Матушка ничего не ответила, а лишь выразительно вздохнула и, опустив на грудь голову, очевидно, целиком погрузилась в молитву. Чётки поплыли меж пальцев своим заведённым порядком. Явно, мы не понимали друг друга. И хотя я уважал и ценил матушку, не мог избавиться от мысли, что, несмотря на всё своё благочестие и даже прозорливость, о чём расскажу в своё время, матушка не понимала, казалось, таких простых вещей. По её мнению выходило, что все, кроме нас с Щукиным, могли заниматься тем, чем хотели и что делали теперь. Этот всегдашний ушат воды был и неприятен, и непонятен. Непонятно было, отчего все могли сеять и сеяли плевелы, а мы не имели права этому мешать.
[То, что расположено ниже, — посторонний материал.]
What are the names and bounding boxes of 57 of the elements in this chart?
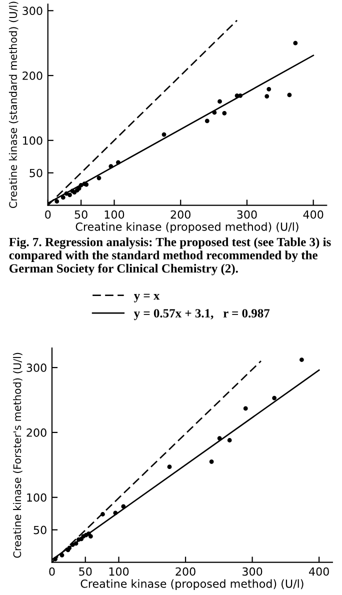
point	[100, 512, 105, 516]
point	[54, 199, 60, 204]
point	[217, 436, 222, 440]
x-tick-label: 0	[49, 567, 55, 576]
x-tick-label: 0	[45, 210, 51, 219]
x-tick-label: 100	[104, 210, 124, 219]
x-tick-label: 100	[109, 567, 129, 576]
x-tick-label: 200	[170, 210, 190, 219]
point	[212, 110, 217, 115]
point	[222, 110, 227, 116]
point	[88, 534, 93, 539]
point	[70, 542, 75, 547]
legend-label: y = 0.57x + 3.1, r = 0.987	[134, 309, 270, 320]
x-tick-label: 50	[79, 567, 92, 576]
point	[121, 504, 126, 509]
y-tick-label: 300	[22, 6, 42, 16]
x-tick-label: 400	[303, 210, 324, 219]
y-tick-label: 200	[22, 72, 42, 80]
y-tick-label: 50	[30, 168, 42, 178]
point	[293, 40, 298, 46]
point	[300, 358, 304, 362]
point	[204, 118, 210, 124]
point	[162, 132, 166, 137]
point	[74, 541, 78, 546]
point	[264, 94, 270, 98]
x-tick-label: 300	[237, 210, 257, 219]
point	[272, 396, 277, 400]
point	[167, 464, 172, 470]
point	[113, 510, 118, 516]
x-tick-label: 300	[242, 567, 262, 576]
point	[116, 160, 120, 165]
x-axis-title: Creatine kinase (proposed method) (U/l)	[80, 579, 304, 590]
point	[68, 192, 72, 198]
x-tick-label: 200	[176, 567, 196, 576]
caption: Fig. 7. Regression analysis: The proposed test (see Table 3) is compared with the standard method recommended by the German Society for Clinical Chemistry (2).	[9, 237, 331, 276]
x-axis-title: Creatine kinase (proposed method) (U/l)	[76, 222, 298, 234]
point	[60, 195, 66, 200]
y-tick-label: 100	[27, 493, 46, 502]
point	[227, 438, 232, 442]
point	[60, 552, 64, 558]
point	[209, 459, 214, 464]
y-axis-title: Creatine kinase (Forster's method) (U/l)	[13, 352, 22, 558]
point	[243, 406, 248, 411]
y-tick-label: 300	[26, 364, 46, 372]
point	[218, 99, 222, 104]
x-tick-label: 400	[309, 567, 329, 576]
x-tick-label: 50	[74, 210, 88, 219]
legend-label: y = x	[134, 294, 160, 302]
point	[266, 86, 272, 92]
y-tick-label: 200	[26, 428, 46, 437]
y-tick-label: 50	[34, 526, 46, 534]
point	[96, 176, 102, 180]
point	[108, 164, 114, 169]
point	[238, 93, 243, 98]
y-axis-title: Creatine kinase (standard method) (U/l)	[8, 2, 18, 208]
point	[287, 92, 292, 98]
y-tick-label: 100	[23, 136, 42, 145]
Или просто любимым занятием зарабатывать на кусок хлеба.
Я по опыту знал, что теперь из матушки не вытянуть ни слова, а потому поднялся и стал рассматривать небольшую икону Феодосия Черниговского, которая с каждым годом всё более и более «омывалась» от черноты, которую наложила на неё печать времени. Где-то я читал, что перед революцией у многих потемнели иконы – от помрачения народной души. У матушки иконы обновлялись. И в той, другой, келье висела на стене совершенно обновившаяся икона Божией Матери, к которой мы прикладывались всякий раз, посещая матушку. Обновление икон вскоре станет всеобщим явлением. Не свидетельствовало ли это о возрождении народного духа?
«Вот оно, явление Божия чуда, – думал я, глядя на обновляющуюся икону. – Расскажи, покажи кому – кто поверит? А если и поверит, что от этого изменится? Без всякого шума, скромно, в течение многих лет в никому не известном месте происходит это чудо. И никакого страха, как скажем перед НЛО или полтэргейстом, никакой зависимости. Напротив – тихо и мирно на душе. И спать уже не хочется. Странно… каким бы уставшим, как, например, сегодня, после бессонной ночи и хождения по шумным московским улицам, не приходил к матушке, тотчас тяжесть пропадала. Мирно и покойно было на душе… А он, мятежный, – глянул я на растянувшегося на диване Щукина, не исключая, разумеется, и себя, – хочет бури…»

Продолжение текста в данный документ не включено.